Por Susie Jolly (originalmente postado no NewSecurityBeat), traduzido por Nana Soares para o SPW.

Deveríamos estar indignados com as conexões colonialistas da educação sexual. Como pesquisadora e formadora sediada no Reino Unido, vejo quão profundas e flagrantes são as influências colonialistas no campo da educação sexual. O império britânico era obcecado com as sexualidades de seus súditos e imaginava que suas sociedades eram lugares exóticos e permissivos onde os homens britânicos da classe alta podiam viver suas fantasias ilícitas. No entanto, ao mesmo tempo, essas sociedades eram consideradas poços de imoralidade que precisavam de educação moral vitoriana. Estes dois imaginários foram usados para justificar o próprio colonialismo como uma força para civilizar corpos e sexualidades não ocidentais, e permanecem como ideias que ecoam em discursos mais contemporâneos em torno do controle da população e do HIV.

Outra vertente do colonialismo está presente na forma como o conhecimento sobre saúde sexual se baseia em pesquisas médicas antiéticas realizadas em pessoas racializadas. Um exemplo notável é o estudo da sífilis não tratada entre homens negros nos Estados Unidos nos anos 70, sem que lhes fosse oferecido tratamento, mesmo quando este se tornou amplamente disponível. O pensamento do movimento eugênico,   segundo o qual  a classe trabalhadora, os não-brancos e as pessoas com deficiência não deveriam se reproduzir,  influenciou o ensino sobre a prevenção da gravidez. E, mesmo nos últimos anos, o governo britânico desvirtuou a educação sexual LGBT+ em uma campanha islamofóbica que retrata os muçulmanos como misóginos e homofóbicos.

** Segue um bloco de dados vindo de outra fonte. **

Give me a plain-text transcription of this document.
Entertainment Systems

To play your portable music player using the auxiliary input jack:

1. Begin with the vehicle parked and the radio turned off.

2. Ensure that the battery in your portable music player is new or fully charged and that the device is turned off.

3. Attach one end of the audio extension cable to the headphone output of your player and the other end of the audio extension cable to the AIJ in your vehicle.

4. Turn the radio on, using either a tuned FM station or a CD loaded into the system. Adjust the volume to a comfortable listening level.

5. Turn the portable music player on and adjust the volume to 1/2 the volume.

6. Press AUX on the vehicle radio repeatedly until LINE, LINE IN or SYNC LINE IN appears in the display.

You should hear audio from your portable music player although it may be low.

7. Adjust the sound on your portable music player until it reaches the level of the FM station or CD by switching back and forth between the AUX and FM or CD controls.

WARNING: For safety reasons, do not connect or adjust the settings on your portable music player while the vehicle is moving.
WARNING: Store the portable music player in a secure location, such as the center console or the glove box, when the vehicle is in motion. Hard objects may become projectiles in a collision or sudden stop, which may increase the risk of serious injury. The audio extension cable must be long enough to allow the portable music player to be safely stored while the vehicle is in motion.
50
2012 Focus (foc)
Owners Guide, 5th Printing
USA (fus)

Deveríamos estar indignados, mas talvez não surpresos com as conexões colonialistas da educação sexual. A sexualidade e o poder estão integralmente conectados tanto a nível individual quanto a nível de sistema. O enquadramento de Putin de sua invasão da Ucrânia como uma guerra para restabelecer os valores familiares tradicionais diante dos direitos e movimentos feministas LGBT ocidentais é apenas um exemplo da distribuição geopolítica de sexo e gênero. Os sistemas educacionais também são locais de contestação. Eles podem procurar empoderar os jovens ou ter como objetivo inculcar a próxima geração na ordem moral e racial da nação.

Isto é particularmente verdadeiro na educação sexual, que está profundamente inserida em amplas dinâmicas de poder e normas institucionais. Embora seja evidente que ensinar sobre poder e prazer faz mais pela saúde dos jovens do que ensinar sobre abstinência, as batalhas continuam sendo sobre se a educação sexual deve ser sobre direitos, saúde, poder e prazer, ou sobre moralismo e nacionalismo. De fato, a educação sexual muitas vezes combina conteúdo contraditório e cooptado. No Zimbábue, o currículo de habilidades para a vida combina direitos da criança, igualdade de gênero, promoção da abstinência e patriotismo. No Reino Unido, a educação sexual e a inclusão LGBT são enquadradas como “valores britânicos”.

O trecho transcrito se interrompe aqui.